The Search
Page 28The letter was written in a fine beautiful hand and even before he saw the silver monogram at the top, he knew who was the writer, though he did not even remember to have seen the writing before:
MY DEAR FRIEND:
I have hesitated a long time before writing because I do not know that I have the right to call you a friend, or even an acquaintance in the commonly accepted sense of that term. It is so long since you and I went to school together, and we have been so widely separated since then that perhaps you do not even remember me, and may consider my letter an intrusion. I hope not, for I should hate to rank with the girls who are writing to strangers under the license of mistaken patriotism.
My reason for writing you is that a good many years ago you did something very nice and kind for me one day, in fact you helped me twice, although I don't suppose you knew it.

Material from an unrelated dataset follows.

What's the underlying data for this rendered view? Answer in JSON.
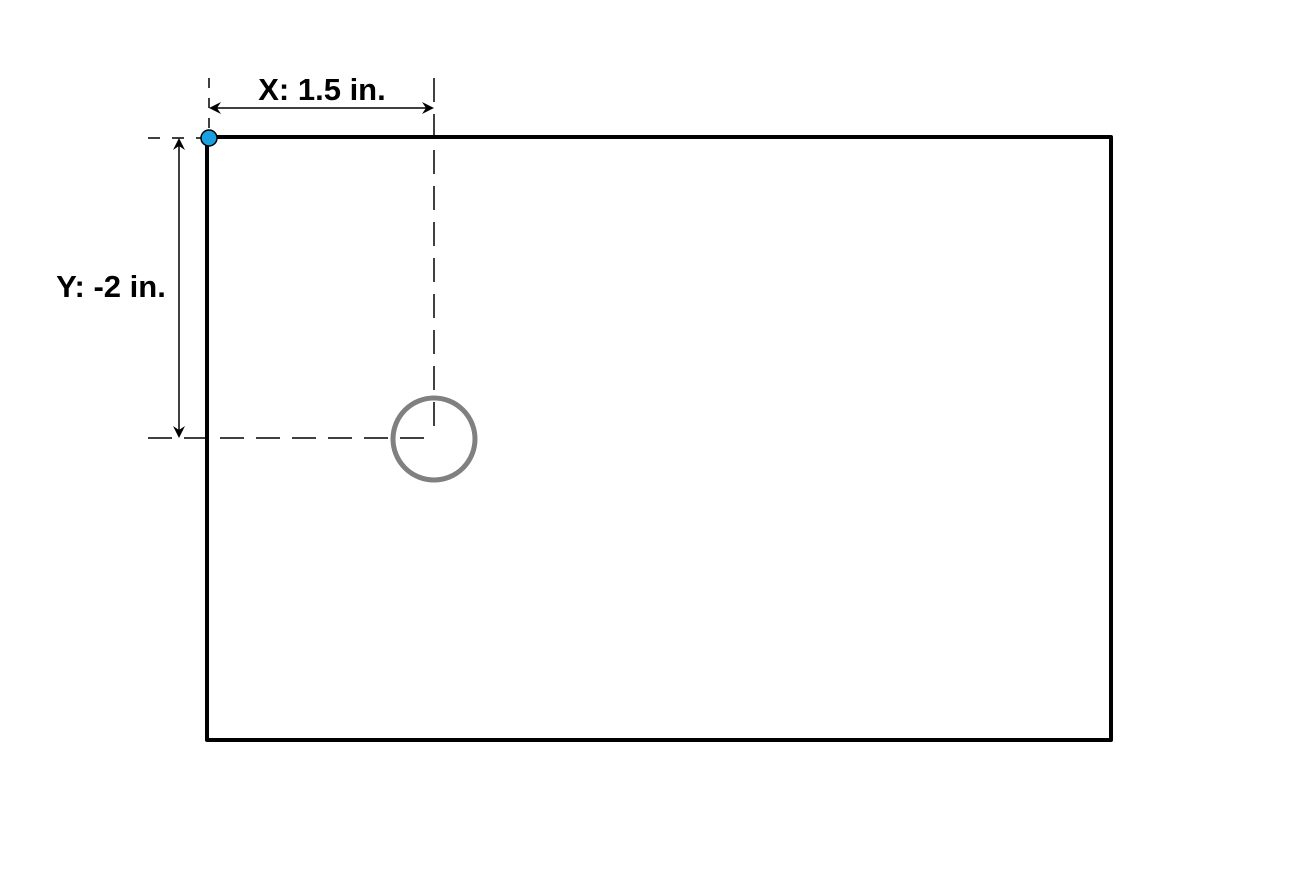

Then the other day, when you were going to camp and I sat in my car and watched you, it suddenly came over me that you were doing it again; this time a great big wonderful thing for me; and doing it just as quietly and inconsequentially as you did it before; and all at once I realized how splendid it was and wanted to thank you.
It came over me, too, that I had never thanked you for the other times, and very likely you never dreamed that you had done anything at all.
You see I was only a little girl, very much frightened, because Chuck Woodcock had teased me about my curls and said that he was going to catch me and cut them off, and send me home to my aunt that way, and she would turn me out of the house. He had been frightening me for several days, so that I was afraid to go to school alone, and yet I would not tell my aunt because I was afraid she would take me away from the Public School and send me to a Private School which I did not want. But that day I had seen Chuck Woodcock steal in behind the hedge, ahead of the girls. The others were ahead of me and I was all out of breath--running to catch up because I was afraid to pass him alone; and just as I got near two of them,--Mary Wurts and Caroline Meadows, you remember them, don't you?--they gave a scream and pitched headlong on the sidewalk. They had tripped over a wire he had stretched from the tree to the hedge. I stopped short and got behind a tree, and I remember how the tears felt in my throat, but I was afraid to let them out because Chuck would call me a crybaby and I hated that. And just then you came along behind me and jumped through the hedge and caught Chuck and gave him an awful whipping. "Licking" I believe we called it then. I remember how condemned I felt as I ran by the hedge and knew in my heart that I was glad you were hurting him because he had been so cruel to me. He used to pull my curls whenever he sat behind me in recitation.